Let me preface this by saying I really like and respect Crossref. The people I’ve met and corresponded with who work there are universally nice and well meaning. And I think its potential is drastically underrated, mostly due to its legacy tech stack. I mean, it’s basically living the semantic web/web3 dream as a giant, free-to-query database in the sky that allows machines to understand what’s (supposed to be) living at a given URI independent of the content itself — and, increasingly, what other people are saying about that URI. That’s a pretty amazing feat.
But woof, where it falls short, it really falls short, and ends up hampering innovation as a result. Today, I learned that the service only supports depositing peer reviews with isReviewOf
relationships to content already registered at Crossref. This means that if you review, for example, an arXiv preprint (arXiv uses DataCite to provide DOIs), and you want to publish it openly, you have deposit that peer review to Crossref without the metadata link to the reviewed content.
This limitation will have a stifling effect on the growing open peer review movement, especially when it comes to preprint reviews, by making it harder for researchers to get credit for reviewing work openly, for authors to find feedback about their work, and for researchers who study research to understand the impacts and growth of open review. Worse still, the Crossref team tells me that this is not even close to a high priority for them, meaning it will most likely be years before we see it implemented, if we ever do. As a result, even as movements like ASAPBio’s #PublishYourReviews campaign, open evaluation platforms like eLife’s Sciety, and the joint Docmaps effort to capture editorial processes gain steam, they will be limited by the failure of key infrastructure to support their innovations.

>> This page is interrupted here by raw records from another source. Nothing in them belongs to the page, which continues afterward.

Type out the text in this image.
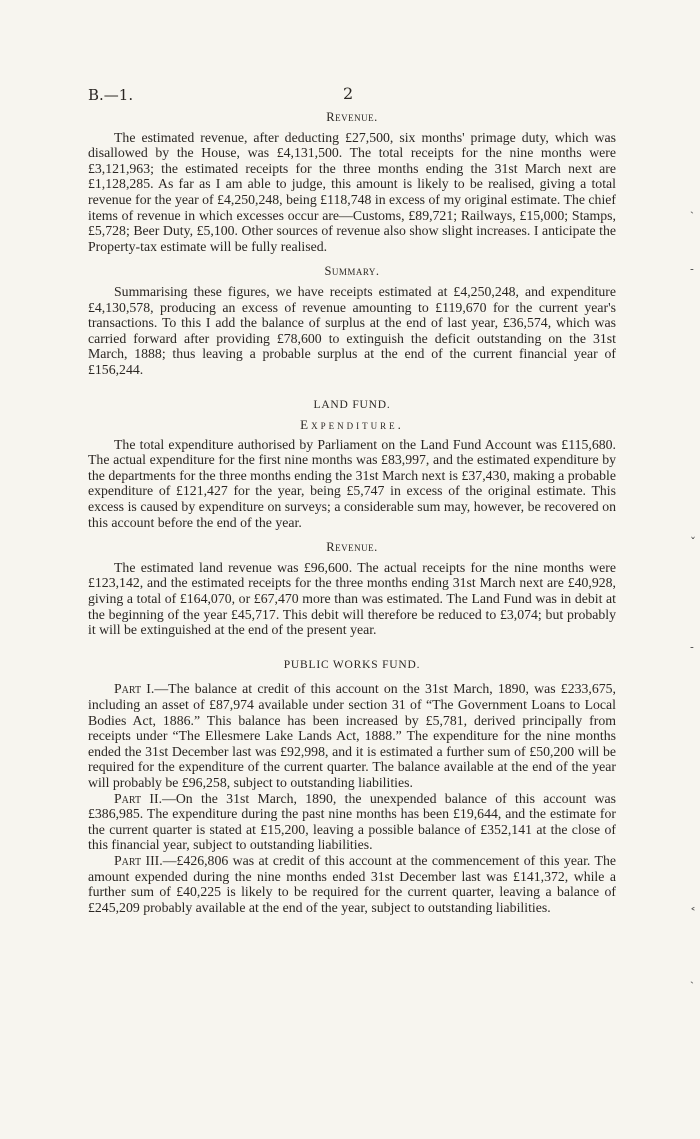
B.—1.	2
Revenue.

The estimated revenue, after deducting £27,500, six months' primage duty, which was disallowed by the House, was £4,131,500. The total receipts for the nine months were £3,121,963; the estimated receipts for the three months ending the 31st March next are £1,128,285. As far as I am able to judge, this amount is likely to be realised, giving a total revenue for the year of £4,250,248, being £118,748 in excess of my original estimate. The chief items of revenue in which excesses occur are—Customs, £89,721; Railways, £15,000; Stamps, £5,728; Beer Duty, £5,100. Other sources of revenue also show slight increases. I anticipate the Property-tax estimate will be fully realised.

Summary.

Summarising these figures, we have receipts estimated at £4,250,248, and expenditure £4,130,578, producing an excess of revenue amounting to £119,670 for the current year's transactions. To this I add the balance of surplus at the end of last year, £36,574, which was carried forward after providing £78,600 to extinguish the deficit outstanding on the 31st March, 1888; thus leaving a probable surplus at the end of the current financial year of £156,244.

LAND FUND.
Expenditure.

The total expenditure authorised by Parliament on the Land Fund Account was £115,680. The actual expenditure for the first nine months was £83,997, and the estimated expenditure by the departments for the three months ending the 31st March next is £37,430, making a probable expenditure of £121,427 for the year, being £5,747 in excess of the original estimate. This excess is caused by expenditure on surveys; a considerable sum may, however, be recovered on this account before the end of the year.

Revenue.

The estimated land revenue was £96,600. The actual receipts for the nine months were £123,142, and the estimated receipts for the three months ending 31st March next are £40,928, giving a total of £164,070, or £67,470 more than was estimated. The Land Fund was in debit at the beginning of the year £45,717. This debit will therefore be reduced to £3,074; but probably it will be extinguished at the end of the present year.

PUBLIC WORKS FUND.

Part I.—The balance at credit of this account on the 31st March, 1890, was £233,675, including an asset of £87,974 available under section 31 of “The Government Loans to Local Bodies Act, 1886.” This balance has been increased by £5,781, derived principally from receipts under “The Ellesmere Lake Lands Act, 1888.” The expenditure for the nine months ended the 31st December last was £92,998, and it is estimated a further sum of £50,200 will be required for the expenditure of the current quarter. The balance available at the end of the year will probably be £96,258, subject to outstanding liabilities.

Part II.—On the 31st March, 1890, the unexpended balance of this account was £386,985. The expenditure during the past nine months has been £19,644, and the estimate for the current quarter is stated at £15,200, leaving a possible balance of £352,141 at the close of this financial year, subject to outstanding liabilities.

Part III.—£426,806 was at credit of this account at the commencement of this year. The amount expended during the nine months ended 31st December last was £141,372, while a further sum of £40,225 is likely to be required for the current quarter, leaving a balance of £245,209 probably available at the end of the year, subject to outstanding liabilities.

ˏ
˗
˯
˗
˂
ˏ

As a product manager, I empathize with Crossref’s prioritization and legacy tech management challenges. So I would understand the decision to deprioritize these types of efforts if this was simply not inline with Crossref’s mission (or documented at all), or if there was no community support for the idea. But just this June, Crossref made a big to-do about their vision for supporting what they call the “Research Nexus,” which is the effort to transparently link together and understanding the full lifecycle and impact of research outputs. Open review is exactly the type of effort that they claim to want to support, and they have the groundswell of community support for it mentioned above forming. So it’s a little strange that this relatively small request — to add support for something already in their schema, no less! — wouldn’t be a priority.
Luckily, the Crossref team is very responsive to feedback, and have kindly opened a feature request where you can (kindly, but firmly!) ask that they support open review.
So, my ask for you to day is to visit that feature request and add a comment in support of prioritizing the feature. Here’s a simple template for adding a comment in the most impactful way:
Your name
Any organizations you represent, particularly if they are Crossref members or users
Why you want them to fully support peer review relationships — making special note if this support is critical for you or your organization’s work
Anything the lack of support prevents you from doing today
Any general thoughts about the need to support open peer review
Thanks y’all. We’ll get there. And yes, I am investigating whether DataCite fully supports peer review relationships as an alternative. If anyone knows for certain, please leave a note here.